Just two years after his conviction, Hernandez committed suicide in April 2017. But after further studies by the Boston University CTE centre, it was found that Aaron Hernandez suffered the most extreme case of CTE ever found in anyone of his age.

C/O Jeffrey Beall

Ann McKee, director of the BU CTE centre, was shocked to find Aaron being diagnosed with Stage III CTE at only 27 years old, exclaiming that his problem-solving, judgement and impulse control behaviours may have been compromised.

“This would be the first case we’ve ever seen of that kind of damage in such a young individual,” said McKee at the time.

“This would be the first case we’ve ever seen of that kind of damage in such a young individual.”

Ann McKee

When looking at concussion rehabilitation programs, it is never that simple, especially for children and youth; but at McMaster University, the CanChild research centre has a specific attention to youth and children with disabilities, and in this case, concussion education and rehabilitation.

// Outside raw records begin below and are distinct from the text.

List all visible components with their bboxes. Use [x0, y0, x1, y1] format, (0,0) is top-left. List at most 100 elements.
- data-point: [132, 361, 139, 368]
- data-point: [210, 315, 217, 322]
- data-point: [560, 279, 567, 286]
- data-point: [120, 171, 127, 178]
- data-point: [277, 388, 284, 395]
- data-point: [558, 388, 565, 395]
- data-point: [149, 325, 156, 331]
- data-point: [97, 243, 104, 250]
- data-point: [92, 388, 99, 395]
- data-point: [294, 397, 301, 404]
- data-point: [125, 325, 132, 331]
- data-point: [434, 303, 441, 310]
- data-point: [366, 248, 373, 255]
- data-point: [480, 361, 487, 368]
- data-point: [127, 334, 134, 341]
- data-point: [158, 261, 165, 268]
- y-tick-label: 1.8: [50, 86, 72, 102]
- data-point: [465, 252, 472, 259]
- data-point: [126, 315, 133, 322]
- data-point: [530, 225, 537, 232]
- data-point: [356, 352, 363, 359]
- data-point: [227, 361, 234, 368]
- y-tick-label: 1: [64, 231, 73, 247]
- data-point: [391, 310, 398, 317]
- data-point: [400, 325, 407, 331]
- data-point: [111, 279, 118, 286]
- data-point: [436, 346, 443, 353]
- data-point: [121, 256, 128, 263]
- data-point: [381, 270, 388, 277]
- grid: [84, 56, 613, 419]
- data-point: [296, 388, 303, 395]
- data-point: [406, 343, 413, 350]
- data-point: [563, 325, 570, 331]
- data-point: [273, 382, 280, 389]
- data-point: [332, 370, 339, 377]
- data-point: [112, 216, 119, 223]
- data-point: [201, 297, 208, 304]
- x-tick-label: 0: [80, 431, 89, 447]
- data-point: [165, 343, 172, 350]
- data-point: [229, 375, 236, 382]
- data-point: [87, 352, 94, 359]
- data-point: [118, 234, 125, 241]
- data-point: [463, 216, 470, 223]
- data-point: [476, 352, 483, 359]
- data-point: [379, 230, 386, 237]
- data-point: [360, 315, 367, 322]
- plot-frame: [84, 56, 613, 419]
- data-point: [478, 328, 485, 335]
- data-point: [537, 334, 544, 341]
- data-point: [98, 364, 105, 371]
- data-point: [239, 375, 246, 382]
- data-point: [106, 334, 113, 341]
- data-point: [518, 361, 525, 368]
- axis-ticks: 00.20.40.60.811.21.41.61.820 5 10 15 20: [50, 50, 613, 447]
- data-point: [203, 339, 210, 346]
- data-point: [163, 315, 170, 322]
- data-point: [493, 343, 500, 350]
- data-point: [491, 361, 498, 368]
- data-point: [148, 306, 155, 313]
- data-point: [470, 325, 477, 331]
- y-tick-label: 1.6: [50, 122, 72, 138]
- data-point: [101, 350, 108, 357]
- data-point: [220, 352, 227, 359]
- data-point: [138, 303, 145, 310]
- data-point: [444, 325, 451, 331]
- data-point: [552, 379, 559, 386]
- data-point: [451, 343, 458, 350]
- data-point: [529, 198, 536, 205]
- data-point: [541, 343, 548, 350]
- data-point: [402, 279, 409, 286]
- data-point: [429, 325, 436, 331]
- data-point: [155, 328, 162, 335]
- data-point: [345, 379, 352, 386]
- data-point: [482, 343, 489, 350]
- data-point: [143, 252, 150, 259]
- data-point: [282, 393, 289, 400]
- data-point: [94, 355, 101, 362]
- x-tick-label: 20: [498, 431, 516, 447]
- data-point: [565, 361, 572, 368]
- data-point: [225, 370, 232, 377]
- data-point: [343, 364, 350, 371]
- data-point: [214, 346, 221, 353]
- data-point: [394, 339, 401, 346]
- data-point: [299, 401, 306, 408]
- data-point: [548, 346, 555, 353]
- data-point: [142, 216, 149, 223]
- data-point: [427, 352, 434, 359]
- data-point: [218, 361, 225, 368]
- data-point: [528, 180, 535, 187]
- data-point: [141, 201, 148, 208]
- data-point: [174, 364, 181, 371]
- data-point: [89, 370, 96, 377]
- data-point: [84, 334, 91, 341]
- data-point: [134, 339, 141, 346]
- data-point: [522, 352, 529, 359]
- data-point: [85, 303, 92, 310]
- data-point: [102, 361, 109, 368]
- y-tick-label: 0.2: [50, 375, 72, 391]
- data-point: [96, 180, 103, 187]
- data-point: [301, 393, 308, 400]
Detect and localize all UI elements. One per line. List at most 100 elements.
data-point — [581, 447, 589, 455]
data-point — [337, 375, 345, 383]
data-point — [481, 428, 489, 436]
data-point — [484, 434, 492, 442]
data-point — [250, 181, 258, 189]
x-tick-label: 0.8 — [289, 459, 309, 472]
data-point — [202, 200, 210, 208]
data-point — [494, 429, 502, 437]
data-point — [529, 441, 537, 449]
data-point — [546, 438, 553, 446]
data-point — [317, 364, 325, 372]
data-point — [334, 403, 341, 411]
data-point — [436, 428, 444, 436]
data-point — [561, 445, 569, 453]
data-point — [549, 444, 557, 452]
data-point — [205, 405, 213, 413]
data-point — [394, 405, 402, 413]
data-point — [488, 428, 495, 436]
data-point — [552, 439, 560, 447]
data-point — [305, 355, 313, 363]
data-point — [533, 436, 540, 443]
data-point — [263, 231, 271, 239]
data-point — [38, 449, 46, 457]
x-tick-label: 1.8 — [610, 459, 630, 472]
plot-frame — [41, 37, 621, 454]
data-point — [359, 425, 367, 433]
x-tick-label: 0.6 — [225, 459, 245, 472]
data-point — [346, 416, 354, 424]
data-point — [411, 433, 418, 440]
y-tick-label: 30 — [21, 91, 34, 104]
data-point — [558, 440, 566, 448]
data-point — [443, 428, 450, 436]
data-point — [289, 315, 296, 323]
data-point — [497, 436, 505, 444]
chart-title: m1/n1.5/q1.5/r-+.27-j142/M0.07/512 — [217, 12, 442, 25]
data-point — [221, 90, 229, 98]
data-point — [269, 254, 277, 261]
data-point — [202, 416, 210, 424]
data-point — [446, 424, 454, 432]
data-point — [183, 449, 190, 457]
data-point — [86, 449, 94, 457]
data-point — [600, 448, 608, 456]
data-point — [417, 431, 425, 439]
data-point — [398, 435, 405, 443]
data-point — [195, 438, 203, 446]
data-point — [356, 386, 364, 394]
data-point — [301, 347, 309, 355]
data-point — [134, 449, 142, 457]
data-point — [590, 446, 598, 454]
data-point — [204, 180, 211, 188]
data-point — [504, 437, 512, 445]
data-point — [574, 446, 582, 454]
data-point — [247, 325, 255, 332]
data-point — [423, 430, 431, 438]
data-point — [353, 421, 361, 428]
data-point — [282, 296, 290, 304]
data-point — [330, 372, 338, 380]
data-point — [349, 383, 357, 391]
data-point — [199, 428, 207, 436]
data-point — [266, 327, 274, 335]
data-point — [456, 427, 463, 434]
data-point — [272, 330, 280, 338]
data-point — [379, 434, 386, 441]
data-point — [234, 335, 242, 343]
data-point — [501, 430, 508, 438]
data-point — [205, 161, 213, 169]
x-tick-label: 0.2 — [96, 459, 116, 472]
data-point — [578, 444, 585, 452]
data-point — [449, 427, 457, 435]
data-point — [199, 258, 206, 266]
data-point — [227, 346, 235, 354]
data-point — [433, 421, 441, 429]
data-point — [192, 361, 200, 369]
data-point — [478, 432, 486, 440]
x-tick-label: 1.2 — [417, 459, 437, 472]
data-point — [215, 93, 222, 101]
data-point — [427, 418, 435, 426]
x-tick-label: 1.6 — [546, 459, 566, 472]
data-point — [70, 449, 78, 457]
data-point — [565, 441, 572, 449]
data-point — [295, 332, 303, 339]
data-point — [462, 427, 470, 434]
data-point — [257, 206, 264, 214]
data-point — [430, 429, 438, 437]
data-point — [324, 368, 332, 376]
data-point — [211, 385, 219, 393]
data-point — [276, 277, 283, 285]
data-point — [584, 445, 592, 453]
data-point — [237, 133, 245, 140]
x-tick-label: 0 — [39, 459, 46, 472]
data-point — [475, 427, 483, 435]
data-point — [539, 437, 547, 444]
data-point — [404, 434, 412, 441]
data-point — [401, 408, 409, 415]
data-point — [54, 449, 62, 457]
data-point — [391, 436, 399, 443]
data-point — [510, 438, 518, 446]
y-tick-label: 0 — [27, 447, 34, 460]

More specifically, the centre developed evidence-based protocols for Return to Activity and Return to School for children and youth, led by Professor Carol DeMatteo. It was found that roughly 50 per cent of children and youth adhered to the protocols, and it is primarily dependent on education and awareness of concussion protocols.

To help with adherence, DeMatteo and her team developed the Back2Play app, where concussion symptoms are regularly monitored with an apple watch and real-time activity data is recorded. With that being said, return to school has happened quicker than return to activity.

As children consistently enter themselves into contact sports leagues, it will be no surprise that the prevalence of concussions will rise. However, with greater emphasis on the education of brain injuries, further concussions can be avoided and prevent the unfortunate cases of CTE.